A motivação de Karyn é praticamente a mesma que a de aproximadamente outros 1500 trabalhos que estão sendo compilados em um banco de dados. Com um financiamento de R$ 18.300,00 pelo CNPq, o projeto é trabalho de um grupo de pesquisa em Relações de Gênero e Educação, da FEUSP, que se debruça na produção sobre sexualidade e gênero de 1990 a 2006. O grupo é integrado por pesquisadoras como Cláudia Vianna, que observa que a produção sobre este assunto se intensificou a partir de 2005 e, diferente de Karyn, vê estes processos sob o viés das ciências sociais. “Por onde eu estou construindo as minhas reflexões?”, responde Cláudia, “a partir de um conceito de gênero ou de relações sociais de gênero”.

Essas noções e relações de gênero são conformadas socialmente, segundo Cláudia: “É aquilo que eu atribuo ao longo da história como feminino e masculino. Claro que existem várias formas de ser homem, mulher, menino, menina, mas como nossa cultura cliva e enxerga o feminino?” Outro professor, assim como Cláudia Vianna, rechaça a definição biológica do sexo; Cláudio Belintane, que orientou a dissertação de Karyn, afirma: “Ela nada tem a ver com a definição psíquica”. Ele defende que “os conceitos [de masculino e feminino] são mais completos, fogem da dicotomia que é do imaginário social”. Em outras palavras: não há meninos e meninas, mas jeitos diferentes de se colocar diante destes papéis.

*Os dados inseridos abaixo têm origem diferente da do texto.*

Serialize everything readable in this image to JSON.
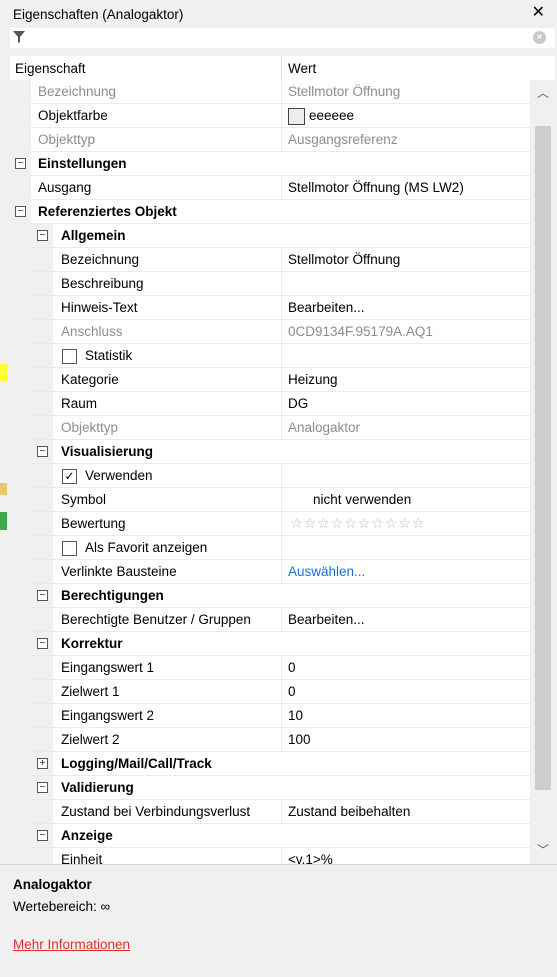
{
  "window": {
    "title": "Eigenschaften (Analogaktor)",
    "close_glyph": "✕"
  },
  "filter": {
    "icon": "funnel-icon",
    "value": ""
  },
  "columns": {
    "property": "Eigenschaft",
    "value": "Wert"
  },
  "rows": [
    {
      "name": "Bezeichnung",
      "value": "Stellmotor Öffnung",
      "level": 1,
      "gray": true
    },
    {
      "name": "Objektfarbe",
      "value": "eeeeee",
      "level": 1,
      "kind": "color",
      "color": "#eeeeee"
    },
    {
      "name": "Objekttyp",
      "value": "Ausgangsreferenz",
      "level": 1,
      "gray": true
    },
    {
      "name": "Einstellungen",
      "level": 0,
      "kind": "section",
      "expanded": true
    },
    {
      "name": "Ausgang",
      "value": "Stellmotor Öffnung (MS LW2)",
      "level": 1
    },
    {
      "name": "Referenziertes Objekt",
      "level": 0,
      "kind": "section",
      "expanded": true
    },
    {
      "name": "Allgemein",
      "level": 1,
      "kind": "section",
      "expanded": true
    },
    {
      "name": "Bezeichnung",
      "value": "Stellmotor Öffnung",
      "level": 2
    },
    {
      "name": "Beschreibung",
      "value": "",
      "level": 2
    },
    {
      "name": "Hinweis-Text",
      "value": "Bearbeiten...",
      "level": 2
    },
    {
      "name": "Anschluss",
      "value": "0CD9134F.95179A.AQ1",
      "level": 2,
      "gray": true
    },
    {
      "name": "Statistik",
      "level": 2,
      "kind": "checkbox",
      "checked": false
    },
    {
      "name": "Kategorie",
      "value": "Heizung",
      "level": 2
    },
    {
      "name": "Raum",
      "value": "DG",
      "level": 2
    },
    {
      "name": "Objekttyp",
      "value": "Analogaktor",
      "level": 2,
      "gray": true
    },
    {
      "name": "Visualisierung",
      "level": 1,
      "kind": "section",
      "expanded": true
    },
    {
      "name": "Verwenden",
      "level": 2,
      "kind": "checkbox",
      "checked": true
    },
    {
      "name": "Symbol",
      "value": "nicht verwenden",
      "level": 2,
      "kind": "symbol"
    },
    {
      "name": "Bewertung",
      "level": 2,
      "kind": "stars",
      "stars": 10,
      "rating": 0
    },
    {
      "name": "Als Favorit anzeigen",
      "level": 2,
      "kind": "checkbox",
      "checked": false
    },
    {
      "name": "Verlinkte Bausteine",
      "value": "Auswählen...",
      "level": 2,
      "kind": "link"
    },
    {
      "name": "Berechtigungen",
      "level": 1,
      "kind": "section",
      "expanded": true
    },
    {
      "name": "Berechtigte Benutzer / Gruppen",
      "value": "Bearbeiten...",
      "level": 2
    },
    {
      "name": "Korrektur",
      "level": 1,
      "kind": "section",
      "expanded": true
    },
    {
      "name": "Eingangswert 1",
      "value": "0",
      "level": 2
    },
    {
      "name": "Zielwert 1",
      "value": "0",
      "level": 2
    },
    {
      "name": "Eingangswert 2",
      "value": "10",
      "level": 2
    },
    {
      "name": "Zielwert 2",
      "value": "100",
      "level": 2
    },
    {
      "name": "Logging/Mail/Call/Track",
      "level": 1,
      "kind": "section",
      "expanded": false
    },
    {
      "name": "Validierung",
      "level": 1,
      "kind": "section",
      "expanded": true
    },
    {
      "name": "Zustand bei Verbindungsverlust",
      "value": "Zustand beibehalten",
      "level": 2
    },
    {
      "name": "Anzeige",
      "level": 1,
      "kind": "section",
      "expanded": true
    },
    {
      "name": "Einheit",
      "value": "<v.1>%",
      "level": 2
    }
  ],
  "help": {
    "title": "Analogaktor",
    "description": "Wertebereich: ∞",
    "link": "Mehr Informationen"
  },
  "colors": {
    "link": "#1a6fd1",
    "help_link": "#e0302e",
    "readonly_text": "#8c8c8c",
    "panel_bg": "#f0f0f0"
  }
}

Essa visada psicanalítica enxerga que os processos de sexuação se realizam através do uso da linguagem pelo sujeito (pautada no conceito de gozo) – no caso, a criança em formação. Karyn conceitua: “A psicanálise, em especial a francesa, entende que o aparelho psíquico e o de linguagem formem-se como uma trança, uma rede de estruturas e sentidos, presente desde muito cedo na vida da criança, e até mesmo antes de nascer”. Nesse sentido, a professora-mulher interferiria fortemente nesta trança. Karyn partiu de estudos que apresentavam dados sobre a falta domínio sobre a leitura e a escrita por crianças já formadas nos quatro anos do ciclo. Desta análise, ela afirma: “Meninas têm escore mais alto em atividades de linguagem, meninos em ciências e matemática – conforme dados de avaliações importantes como o PISA ou o relatório Educação Para Todos da UNESCO. As meninas possuem uma vida escolar mais estável que os meninos: são mais dedicadas, menos encaminhadas às salas de reforço ou aos consultórios de especialistas”.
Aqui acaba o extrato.